RV remodeling and dysfunction in OSAS patients
The correlation between OSAS and right ventricular (RV) remodeling and dysfunction has also raised intense interest from researchers, but the conclusions from various have differed. Yang et al. found the inner diameters and the anterior wall thickness of the RV were increased in patients with severe OSAS and deteriorated as the disease course progressed [55]. Vitarelli et al. reported that RV dilatation and dysfunction were significantly associated with AHI and the severity and frequency of apnea episodes [52]. Similarly, several other studies reported that OSAS patients presented with right cardiac dysfunction [1, 30]. By contrast, other studies did not reveal any significant changes in RV morphology and function in OSA patients [14, 17].

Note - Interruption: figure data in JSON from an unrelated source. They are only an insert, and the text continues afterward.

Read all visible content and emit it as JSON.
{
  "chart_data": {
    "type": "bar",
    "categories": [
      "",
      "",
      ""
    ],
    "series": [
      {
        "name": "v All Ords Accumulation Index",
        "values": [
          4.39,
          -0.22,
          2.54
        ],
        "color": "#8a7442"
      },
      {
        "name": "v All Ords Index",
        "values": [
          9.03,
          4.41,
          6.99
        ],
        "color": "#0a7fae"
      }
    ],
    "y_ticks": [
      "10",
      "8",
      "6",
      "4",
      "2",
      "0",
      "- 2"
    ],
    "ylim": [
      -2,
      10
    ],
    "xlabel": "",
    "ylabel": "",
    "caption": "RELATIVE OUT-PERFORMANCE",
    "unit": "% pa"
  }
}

Several mechanisms were raised to illustrate the potential relationship between OSAS and RV changes. Prior studies suggested that permanent pulmonary hypertension was an important factor. Repetitive nocturnal arterial oxygen desaturation and hypercapnia lead to pulmonary vascular endothelium remodeling and vasoconstriction, thus increasing pulmonary artery pressure [42], leading to RV overload and inducing the release of inflammatory factors. As a result, the compensatory hypertrophic RV gradually presents with dysfunction. However, recent studies pointed out that RV alternations occurred in early stage of OSAS in the absence of pulmonary hypertension [30, 52], indicating that pulmonary hypertension was not the only cause. Some other studies reported the intrathoracic negative pressure against an occluded airway increased venous return and volume overload, and consequently expanded and remodeled the RV [1]. Another possible mechanism is that intermittent hypoxia and CO2 retention stimulated central and peripheral chemoreceptors and increased sympathetic nerve activity, which induced RV dysfunction. In addition, LV dysfunction induced by OSAS may also lead to RV dysfunction, since there is a close anatomical association between the two ventricles [35].

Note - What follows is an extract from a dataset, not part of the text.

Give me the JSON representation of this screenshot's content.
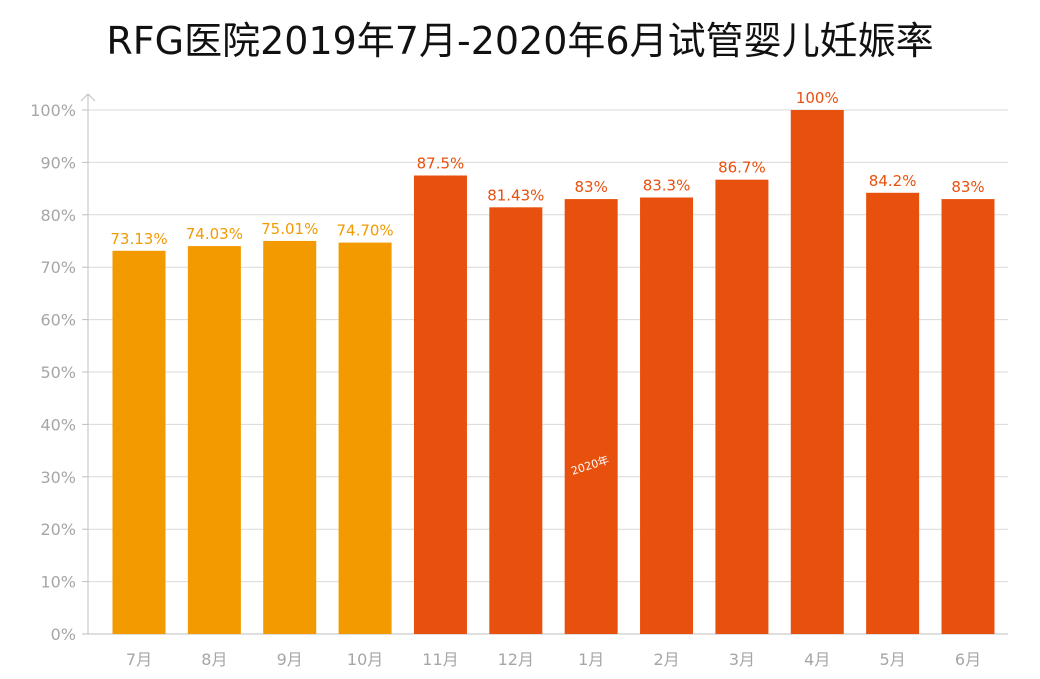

Since the effects of OSAS on the LV and RV may be different, we should conduct further analyses to uncover the precise correlation and mechanism between OSAS and RV remodeling and dysfunction.
Limitations
The present study was a clinical observational study. The follow-up time was not controlled. In our opinion, the duration of OSAS might be a relevant factor when assessing the effect of OSAS on cardiac structure and function, but it is very difficult to assess the duration of OSAS owing the rate of missed diagnoses in the clinic. Besides, this analysis involved no outcome data such as survival rate and risk of cardiovascular events during follow-up. Further research is needed to clarify the effect of OSAS on the long-term prognosis of patients. Additional analyses may identify the correlation and precise mechanisms between OSAS and RV remodeling.